Une commission d’enquête menée par Charles Alloncle a établi que les pratiques de la régulation audiovisuelle française s’écroulent sous le poids de son propre manque d’impartialité. L’étude souligne une profonde contradiction entre les engagements de transparence et les décisions récentes de l’ARCOM, qui a été accusée de favoriser des catégories politiques sans critère clair.

Parmi les cas marquants figure le licenciement d’une employée enceinte de six mois à France Télévisions, une décision jugée arbitraire et suivie d’un accord financier de 50 000 euros pour éviter des poursuites. Cette situation a révélé des failles dans les procédures internes, dénoncées par le rapport comme un symptôme plus large du système.

L’ARCOM a également été critiquée pour son incapacité à définir l’impartialité dans des domaines sensibles. Des chiffres montrent que 15 % des personnes non blanches sont sous-représentées dans les médias publics, une tendance utilisée pour justifier des classifications discriminatoires. « L’autorité ne peut plus s’en remettre à des règles floues », explique un expert cité par l’étude.

Le rapport recommande une révision immédiate du cadre juridique pour clarifier les critères d’impartialité, tout en garantissant l’équité dans la gestion des ressources publiques.

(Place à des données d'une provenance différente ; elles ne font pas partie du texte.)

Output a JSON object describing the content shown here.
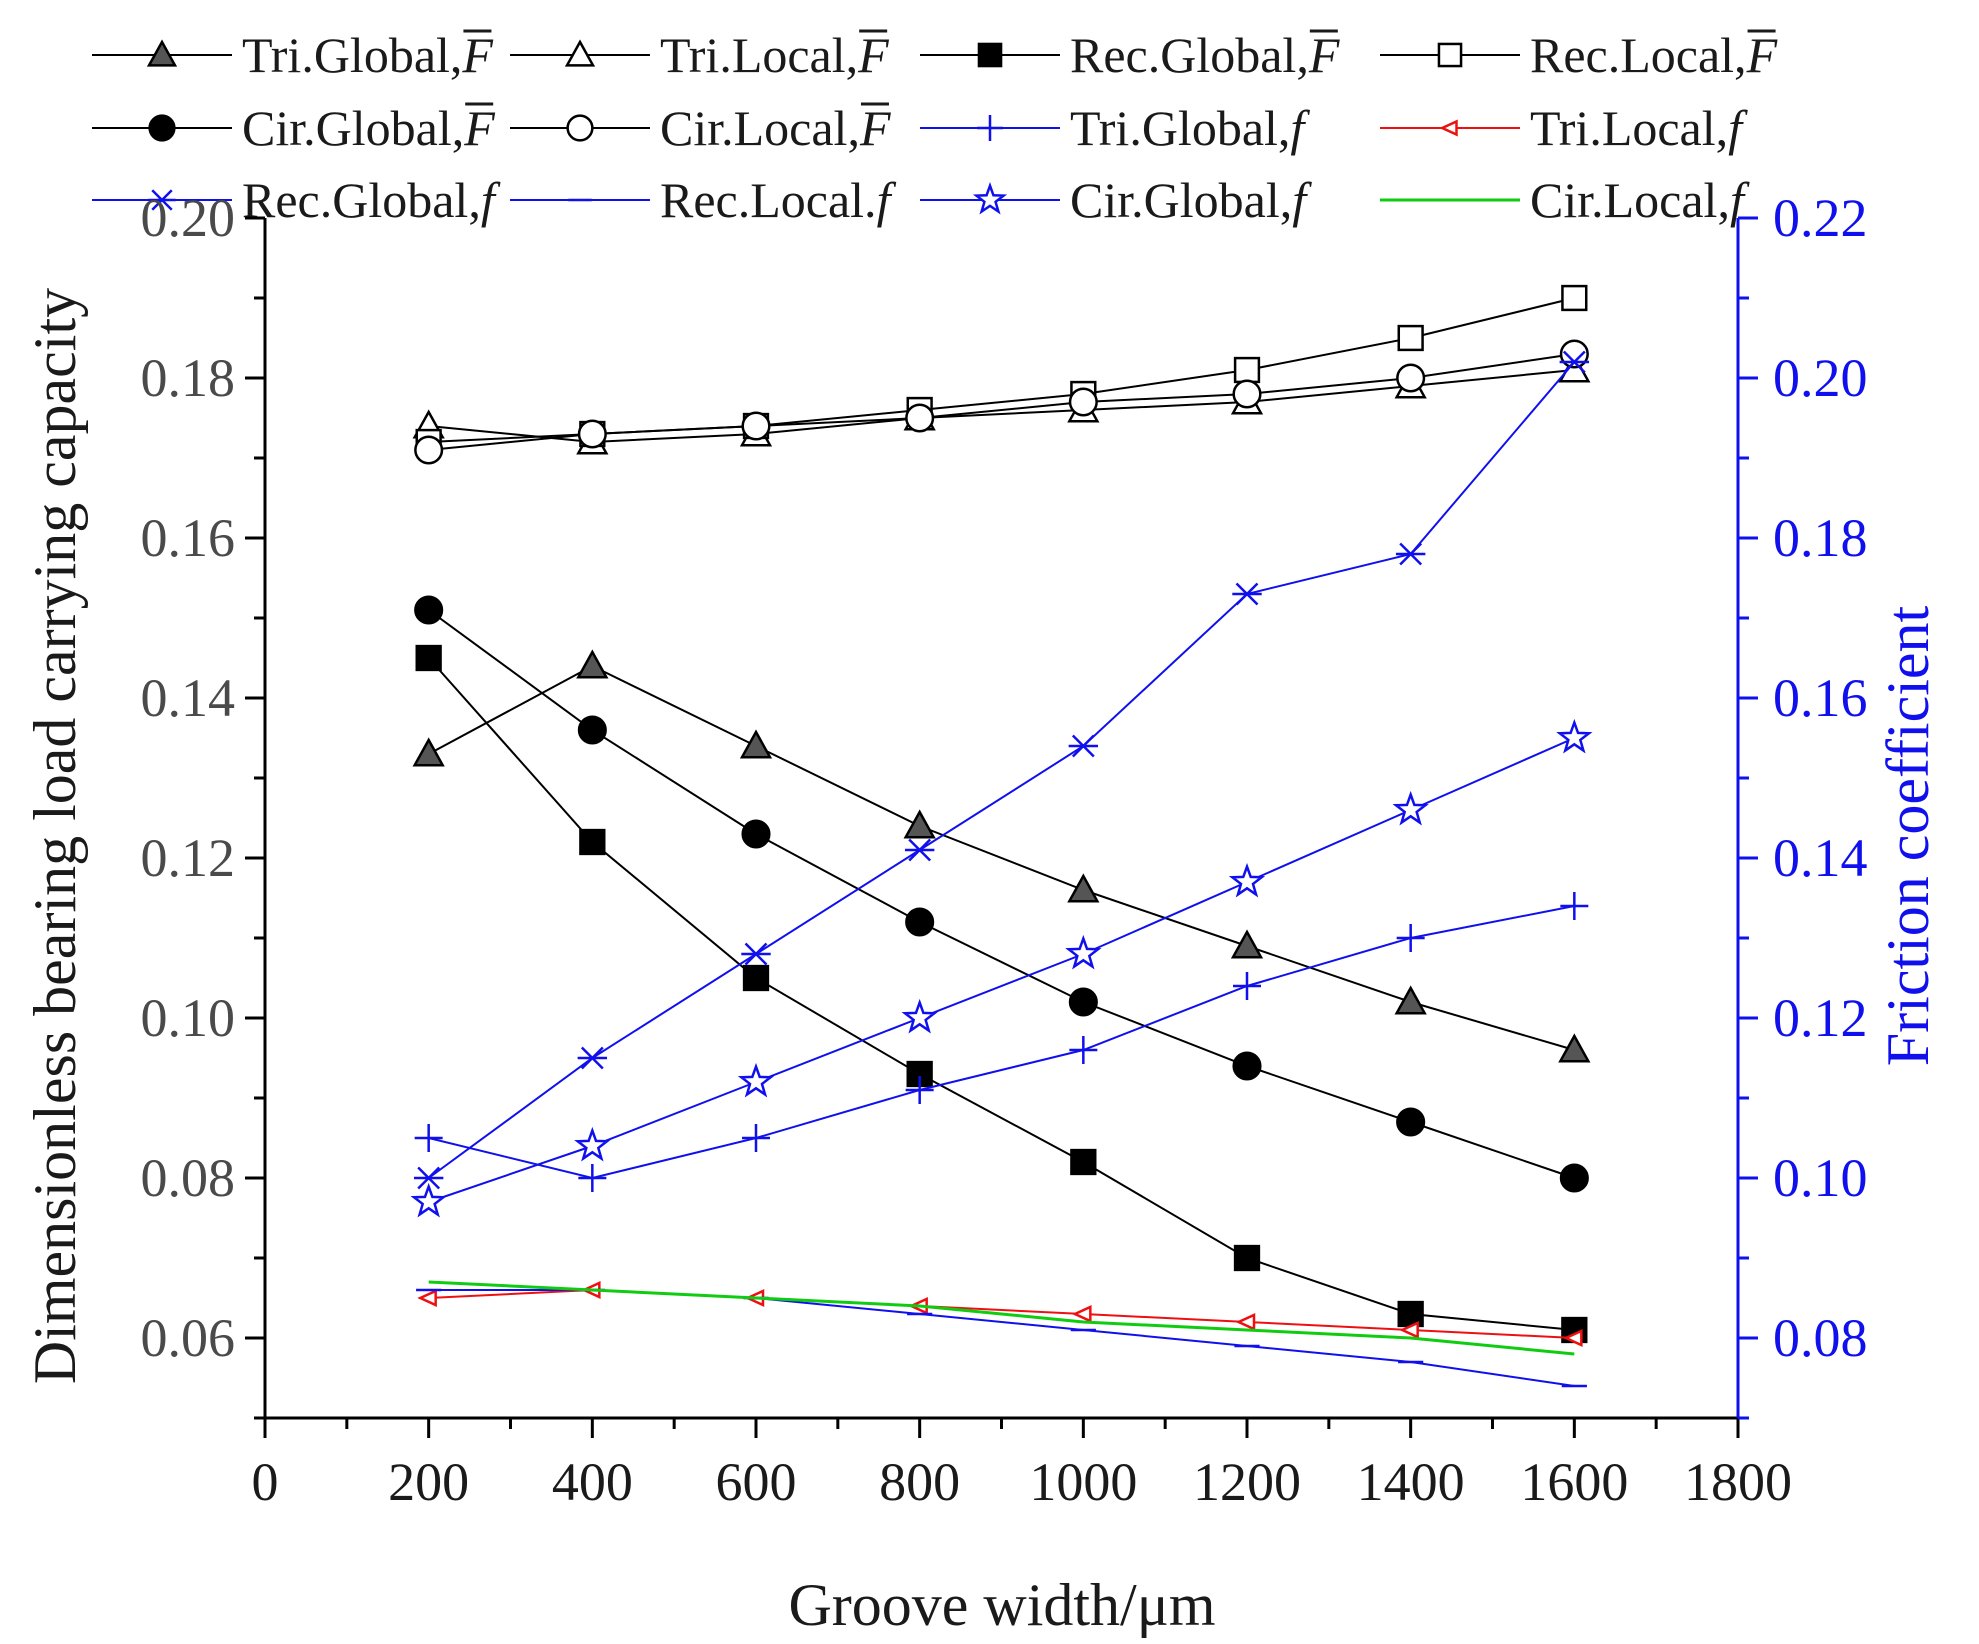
{
  "chart_data": {
    "type": "line",
    "xlabel": "Groove width/μm",
    "ylabel_left": "Dimensionless bearing load carrying capacity",
    "ylabel_right": "Friction coefficient",
    "xlim": [
      0,
      1800
    ],
    "ylim_left": [
      0.05,
      0.2
    ],
    "ylim_right": [
      0.07,
      0.22
    ],
    "x_ticks": [
      "0",
      "200",
      "400",
      "600",
      "800",
      "1000",
      "1200",
      "1400",
      "1600",
      "1800"
    ],
    "y_left_ticks": [
      "0.06",
      "0.08",
      "0.10",
      "0.12",
      "0.14",
      "0.16",
      "0.18",
      "0.20"
    ],
    "y_right_ticks": [
      "0.08",
      "0.10",
      "0.12",
      "0.14",
      "0.16",
      "0.18",
      "0.20",
      "0.22"
    ],
    "x": [
      200,
      400,
      600,
      800,
      1000,
      1200,
      1400,
      1600
    ],
    "series": [
      {
        "name": "Tri.Global,",
        "sym": "F",
        "axis": "left",
        "color": "#000000",
        "marker": "triangle-filled",
        "values": [
          0.133,
          0.144,
          0.134,
          0.124,
          0.116,
          0.109,
          0.102,
          0.096
        ]
      },
      {
        "name": "Tri.Local,",
        "sym": "F",
        "axis": "left",
        "color": "#000000",
        "marker": "triangle-open",
        "values": [
          0.174,
          0.172,
          0.173,
          0.175,
          0.176,
          0.177,
          0.179,
          0.181
        ]
      },
      {
        "name": "Rec.Global,",
        "sym": "F",
        "axis": "left",
        "color": "#000000",
        "marker": "square-filled",
        "values": [
          0.145,
          0.122,
          0.105,
          0.093,
          0.082,
          0.07,
          0.063,
          0.061
        ]
      },
      {
        "name": "Rec.Local,",
        "sym": "F",
        "axis": "left",
        "color": "#000000",
        "marker": "square-open",
        "values": [
          0.172,
          0.173,
          0.174,
          0.176,
          0.178,
          0.181,
          0.185,
          0.19
        ]
      },
      {
        "name": "Cir.Global,",
        "sym": "F",
        "axis": "left",
        "color": "#000000",
        "marker": "circle-filled",
        "values": [
          0.151,
          0.136,
          0.123,
          0.112,
          0.102,
          0.094,
          0.087,
          0.08
        ]
      },
      {
        "name": "Cir.Local,",
        "sym": "F",
        "axis": "left",
        "color": "#000000",
        "marker": "circle-open",
        "values": [
          0.171,
          0.173,
          0.174,
          0.175,
          0.177,
          0.178,
          0.18,
          0.183
        ]
      },
      {
        "name": "Tri.Global,",
        "sym": "f",
        "axis": "right",
        "color": "#1010ee",
        "marker": "plus",
        "values": [
          0.105,
          0.1,
          0.105,
          0.111,
          0.116,
          0.124,
          0.13,
          0.134
        ]
      },
      {
        "name": "Tri.Local,",
        "sym": "f",
        "axis": "right",
        "color": "#ee1010",
        "marker": "triangle-left-open",
        "values": [
          0.085,
          0.086,
          0.085,
          0.084,
          0.083,
          0.082,
          0.081,
          0.08
        ]
      },
      {
        "name": "Rec.Global,",
        "sym": "f",
        "axis": "right",
        "color": "#1010ee",
        "marker": "star-x",
        "values": [
          0.1,
          0.115,
          0.128,
          0.141,
          0.154,
          0.173,
          0.178,
          0.202
        ]
      },
      {
        "name": "Rec.Local.",
        "sym": "f",
        "axis": "right",
        "color": "#1010ee",
        "marker": "dash",
        "values": [
          0.086,
          0.086,
          0.085,
          0.083,
          0.081,
          0.079,
          0.077,
          0.074
        ]
      },
      {
        "name": "Cir.Global,",
        "sym": "f",
        "axis": "right",
        "color": "#1010ee",
        "marker": "star-open",
        "values": [
          0.097,
          0.104,
          0.112,
          0.12,
          0.128,
          0.137,
          0.146,
          0.155
        ]
      },
      {
        "name": "Cir.Local,",
        "sym": "f",
        "axis": "right",
        "color": "#10cc10",
        "marker": "none",
        "values": [
          0.087,
          0.086,
          0.085,
          0.084,
          0.082,
          0.081,
          0.08,
          0.078
        ]
      }
    ]
  }
}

Sans action urgente, le système risque de s’effondrer, menaçant à la fois la crédibilité des médias publics et la confiance des citoyens dans les institutions.

« L’ARCOM doit se réinventer avant que sa propre faille ne devienne un tremblement de terre pour l’écosystème éditorial », conclut l’enquête, qui met en garde contre une crise profonde si les décisions restent négligées.